The “Right Cause” stands in the tradition of right-wing liberal parties, such as the oligarch-dominated Union of Rightist Forces, Civic Power, and the “Democratic Choice of Russia,” which was headed by Yegor Gaidar. Gaidar was a key figure in the ruthless implementation of the capitalist neo-liberal reforms in Russia during the 1990s, which plunged millions of people into misery.

Formed from the merger of the remnants of these parties in 2008, “Right Cause” has been built up systematically during the past few months and signifies a new shift to the right of the Russian bourgeoisie.

Since the beginning of the crisis, the gap between rich and poor in Russia has widened dramatically.
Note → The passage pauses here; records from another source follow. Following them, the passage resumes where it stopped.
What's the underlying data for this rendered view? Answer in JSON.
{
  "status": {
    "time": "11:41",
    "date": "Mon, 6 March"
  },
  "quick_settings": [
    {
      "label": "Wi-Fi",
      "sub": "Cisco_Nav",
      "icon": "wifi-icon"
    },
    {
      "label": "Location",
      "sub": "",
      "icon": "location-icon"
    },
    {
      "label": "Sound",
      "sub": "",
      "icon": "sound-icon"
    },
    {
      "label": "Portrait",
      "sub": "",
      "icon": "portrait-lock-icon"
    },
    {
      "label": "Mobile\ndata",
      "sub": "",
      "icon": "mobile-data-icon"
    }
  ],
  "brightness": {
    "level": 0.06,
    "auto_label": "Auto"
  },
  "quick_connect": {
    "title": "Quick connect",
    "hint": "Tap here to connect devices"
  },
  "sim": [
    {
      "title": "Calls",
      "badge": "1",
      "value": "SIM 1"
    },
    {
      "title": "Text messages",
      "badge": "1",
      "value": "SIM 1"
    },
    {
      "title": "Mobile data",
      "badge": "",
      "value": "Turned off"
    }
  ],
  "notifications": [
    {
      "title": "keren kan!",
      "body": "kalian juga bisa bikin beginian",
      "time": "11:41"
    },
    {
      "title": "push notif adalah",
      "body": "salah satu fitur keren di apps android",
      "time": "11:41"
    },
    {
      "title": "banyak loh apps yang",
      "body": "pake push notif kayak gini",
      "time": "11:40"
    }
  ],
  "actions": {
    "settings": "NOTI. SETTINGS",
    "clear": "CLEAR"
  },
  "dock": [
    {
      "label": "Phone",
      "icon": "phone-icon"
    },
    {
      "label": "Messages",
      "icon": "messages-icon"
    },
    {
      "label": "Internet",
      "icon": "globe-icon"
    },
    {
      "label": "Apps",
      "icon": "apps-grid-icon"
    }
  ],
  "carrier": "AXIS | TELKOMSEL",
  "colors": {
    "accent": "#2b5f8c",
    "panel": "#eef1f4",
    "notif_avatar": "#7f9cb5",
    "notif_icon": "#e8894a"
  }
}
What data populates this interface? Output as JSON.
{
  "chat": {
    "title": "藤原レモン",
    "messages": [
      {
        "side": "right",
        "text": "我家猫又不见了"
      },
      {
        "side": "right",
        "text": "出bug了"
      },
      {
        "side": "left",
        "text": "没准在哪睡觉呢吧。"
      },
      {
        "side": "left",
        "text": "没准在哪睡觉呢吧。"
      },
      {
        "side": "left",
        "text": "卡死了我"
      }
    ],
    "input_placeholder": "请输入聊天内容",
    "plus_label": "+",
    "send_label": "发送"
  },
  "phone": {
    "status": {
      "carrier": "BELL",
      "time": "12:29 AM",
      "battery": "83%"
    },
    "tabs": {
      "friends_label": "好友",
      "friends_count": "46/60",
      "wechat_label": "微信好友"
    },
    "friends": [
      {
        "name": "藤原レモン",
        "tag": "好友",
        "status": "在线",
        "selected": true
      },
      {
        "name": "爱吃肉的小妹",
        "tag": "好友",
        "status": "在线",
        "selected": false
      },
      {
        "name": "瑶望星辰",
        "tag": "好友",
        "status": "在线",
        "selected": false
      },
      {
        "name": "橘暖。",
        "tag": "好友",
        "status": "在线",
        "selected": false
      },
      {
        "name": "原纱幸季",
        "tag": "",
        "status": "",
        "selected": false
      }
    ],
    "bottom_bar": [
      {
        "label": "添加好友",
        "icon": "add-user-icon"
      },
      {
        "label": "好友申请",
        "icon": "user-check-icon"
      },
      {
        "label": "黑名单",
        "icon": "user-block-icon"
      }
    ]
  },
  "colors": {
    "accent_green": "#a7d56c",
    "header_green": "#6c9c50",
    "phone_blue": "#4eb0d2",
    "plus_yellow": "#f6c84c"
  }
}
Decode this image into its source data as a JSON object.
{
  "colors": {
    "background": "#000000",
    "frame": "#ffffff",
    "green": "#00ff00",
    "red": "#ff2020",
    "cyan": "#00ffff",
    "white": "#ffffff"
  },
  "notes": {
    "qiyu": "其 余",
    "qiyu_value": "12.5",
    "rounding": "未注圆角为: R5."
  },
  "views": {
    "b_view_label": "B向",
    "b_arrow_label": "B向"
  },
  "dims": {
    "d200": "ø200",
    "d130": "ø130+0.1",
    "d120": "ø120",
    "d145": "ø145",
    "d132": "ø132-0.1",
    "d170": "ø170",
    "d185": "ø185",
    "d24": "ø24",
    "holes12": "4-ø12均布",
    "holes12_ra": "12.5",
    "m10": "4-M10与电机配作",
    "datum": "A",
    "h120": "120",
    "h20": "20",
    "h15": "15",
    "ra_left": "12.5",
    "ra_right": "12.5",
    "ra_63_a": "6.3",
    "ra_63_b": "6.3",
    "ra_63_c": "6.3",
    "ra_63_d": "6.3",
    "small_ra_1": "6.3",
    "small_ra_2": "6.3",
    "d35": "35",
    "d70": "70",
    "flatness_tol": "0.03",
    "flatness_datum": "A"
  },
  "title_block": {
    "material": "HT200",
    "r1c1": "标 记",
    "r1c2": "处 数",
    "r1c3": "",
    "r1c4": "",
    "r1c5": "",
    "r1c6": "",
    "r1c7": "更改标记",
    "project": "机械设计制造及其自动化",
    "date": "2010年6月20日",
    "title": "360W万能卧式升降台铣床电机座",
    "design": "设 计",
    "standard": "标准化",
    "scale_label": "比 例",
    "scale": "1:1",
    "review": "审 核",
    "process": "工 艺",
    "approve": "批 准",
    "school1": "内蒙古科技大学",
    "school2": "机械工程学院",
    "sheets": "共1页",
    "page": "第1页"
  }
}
According to Forbes, the number of billionaires has risen from 62 in 2009 to 101 in 2010. The combined sum of money in possession of the wealthiest 100 individuals is now $432 billion; the previous year it was $297 billion.

On 9 June, Economitor commented: “inequality in Russia is continuously increasing, not only beyond the point of social acceptance, but to the point where it turns against efficiency and growth. … Income disparity is as large as it was during the czarist era, before the Bolshevik revolution almost a century ago.”

Mikhail Prokhorov speaks precisely for the tiny layer of the super-rich businessmen and the liberal intelligentsia who profit from this redistribution of social wealth, but who regard the Kremlin’s bureaucracy as incapable of effectively controlling the mounting social tensions in Russia arising from the extreme inequality and who see in it an obstacle to their personal enrichment.

Prokhorov himself is the embodiment of the parasitic oligarchy that usurped all of the Soviet Union’s social wealth during the 1990s and is widely hated in the population. He started his career along with former business partner Vladimir Potanin in the years following the collapse of the Soviet Union, transferring hundreds of millions in Soviet assets to a company of which Prokhorov was then chairman. Now, he is the head of the private investment fund Oniksam group and, with an estimated fortune of $18 billion, is the third richest man in Russia.

Among the anti-worker political demands raised by Prokhorov so far were the introduction of a 60-hour workweek and increasing of labor productivity. Such demands are incompatible with democracy and can only be achieved by repressive measures and against popular resistance.

As leader of the party, Prokhorov will have the right to impose every decision taken by him personally on the party membership. While he can expel members as he seems fit, the number of seats in the political council has been drastically reduced from 33 to 11 and the council’s powers were severely restricted. The party’s supreme council was abolished entirely. In addition, the Nezavisimaya Gazeta suggests that all three members of the party control commission are colleagues of Prokhorov in one of his firms, Polyus.

Boris Nadezhdin, a deputy of the State Duma and member of the party’s political council, cynically commented on the party’s reorganization: “The age-long dream of liberals is over. The party has introduced a one-man party leadership.” Prokhorov, whose run for the post of party leader was out of competition and approved by 107 out of 109 delegates, would for the next four years be “czar, father, god and commander-in-chief.” This is the political outcome of the forces who claimed they would restore liberal capitalist democracy in the USSR.